In this paper, a warm spell is defined as a continuous sequence of at least three warm days when the maximum air temperature is higher than the 95th percentile of the probability density function determined from observation. This relatively rigorous criterion permitted the identification of only major warm spells that can have considerable effects on the natural environment and human economy. Percentiles were calculated for each calendar day by the method of a 15-day window centred on a given day, so that they reflect average thermal conditions specific to a given part of the season (Fischer and Schär 2010; Perkins and Alexander 2013). Percentiles were determined from the reference period 1981–2010 in order to provide comparability of results with other studies.

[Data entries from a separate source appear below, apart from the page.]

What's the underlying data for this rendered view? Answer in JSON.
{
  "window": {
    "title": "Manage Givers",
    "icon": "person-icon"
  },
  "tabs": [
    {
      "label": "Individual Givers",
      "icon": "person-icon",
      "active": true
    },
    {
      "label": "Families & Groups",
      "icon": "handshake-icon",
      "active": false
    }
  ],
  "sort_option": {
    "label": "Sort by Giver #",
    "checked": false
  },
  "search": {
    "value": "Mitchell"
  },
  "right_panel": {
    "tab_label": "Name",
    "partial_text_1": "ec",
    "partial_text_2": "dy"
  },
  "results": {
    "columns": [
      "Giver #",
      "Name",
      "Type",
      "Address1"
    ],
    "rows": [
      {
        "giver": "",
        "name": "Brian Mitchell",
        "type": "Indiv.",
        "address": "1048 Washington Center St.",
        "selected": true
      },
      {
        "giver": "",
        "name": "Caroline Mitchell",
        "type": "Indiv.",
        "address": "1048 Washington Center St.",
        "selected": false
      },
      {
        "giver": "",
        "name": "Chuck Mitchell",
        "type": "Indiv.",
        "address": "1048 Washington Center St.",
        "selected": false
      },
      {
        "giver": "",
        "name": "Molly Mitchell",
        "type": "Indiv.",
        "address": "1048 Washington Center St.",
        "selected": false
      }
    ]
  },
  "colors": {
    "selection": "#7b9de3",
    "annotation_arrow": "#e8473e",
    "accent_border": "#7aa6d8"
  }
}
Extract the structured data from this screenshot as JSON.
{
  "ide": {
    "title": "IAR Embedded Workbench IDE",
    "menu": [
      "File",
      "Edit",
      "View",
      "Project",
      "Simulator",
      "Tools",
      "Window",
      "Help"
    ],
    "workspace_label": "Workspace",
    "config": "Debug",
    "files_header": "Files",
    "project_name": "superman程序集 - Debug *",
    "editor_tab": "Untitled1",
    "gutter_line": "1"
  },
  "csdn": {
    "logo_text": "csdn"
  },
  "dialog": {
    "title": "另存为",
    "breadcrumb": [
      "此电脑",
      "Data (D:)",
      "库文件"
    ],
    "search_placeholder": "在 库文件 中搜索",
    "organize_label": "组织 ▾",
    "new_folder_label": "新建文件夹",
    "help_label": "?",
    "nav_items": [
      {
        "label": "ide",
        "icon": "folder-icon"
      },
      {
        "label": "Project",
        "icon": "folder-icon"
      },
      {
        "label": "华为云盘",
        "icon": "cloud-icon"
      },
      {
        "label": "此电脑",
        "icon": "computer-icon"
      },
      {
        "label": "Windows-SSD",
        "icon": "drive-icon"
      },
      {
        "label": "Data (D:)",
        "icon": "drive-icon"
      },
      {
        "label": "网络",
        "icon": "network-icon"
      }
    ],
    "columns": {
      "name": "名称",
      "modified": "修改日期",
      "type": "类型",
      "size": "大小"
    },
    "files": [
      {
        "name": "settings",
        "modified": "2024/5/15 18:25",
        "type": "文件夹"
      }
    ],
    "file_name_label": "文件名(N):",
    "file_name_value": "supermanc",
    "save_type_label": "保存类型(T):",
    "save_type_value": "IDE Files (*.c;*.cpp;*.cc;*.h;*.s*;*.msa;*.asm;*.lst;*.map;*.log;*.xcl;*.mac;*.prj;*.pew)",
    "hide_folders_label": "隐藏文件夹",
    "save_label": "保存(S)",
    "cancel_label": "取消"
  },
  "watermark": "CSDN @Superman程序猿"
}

The frequency of occurrence of warm days and warm spells was determined, as well as the duration of the latter. Tendencies of changes in Tmax were assessed by means of linear regression, and significance of trends was verified by a Student’s t test. Trends of warm days were determined by means of a nonparametric Mann–Kendall test used for the analysis of data with distribution diverting from normal, and their statistical significance was assessed by Sen’s method at a level of α = 0.05. Tendencies of changes in warm spells were not determined, because of the insufficient number of cases.

For the purpose of determining baric conditions during warm spells and on days preceding their occurrence, daily values of atmospheric pressure at sea level and heights of isobaric surfaces (at 1000, 925, 850, 700, 600, 500, 400, 300, 250, 200, 150, 100 and 70 hPa) were used, as well as air temperatures at the aforementioned levels. Data for nodes of the geographic grid 2.5° × 2.5° for the area 25–75°N and 35°W–65°E were obtained from the collection of the National Centre for Environmental Prediction/National Centre for Atmospheric Research (NCEP/NCAR) Reanalysis (Kalnay et al. 1996) available in the archives of NOAA ESRL PSD (Earth System Research Laboratory Physical Science Division).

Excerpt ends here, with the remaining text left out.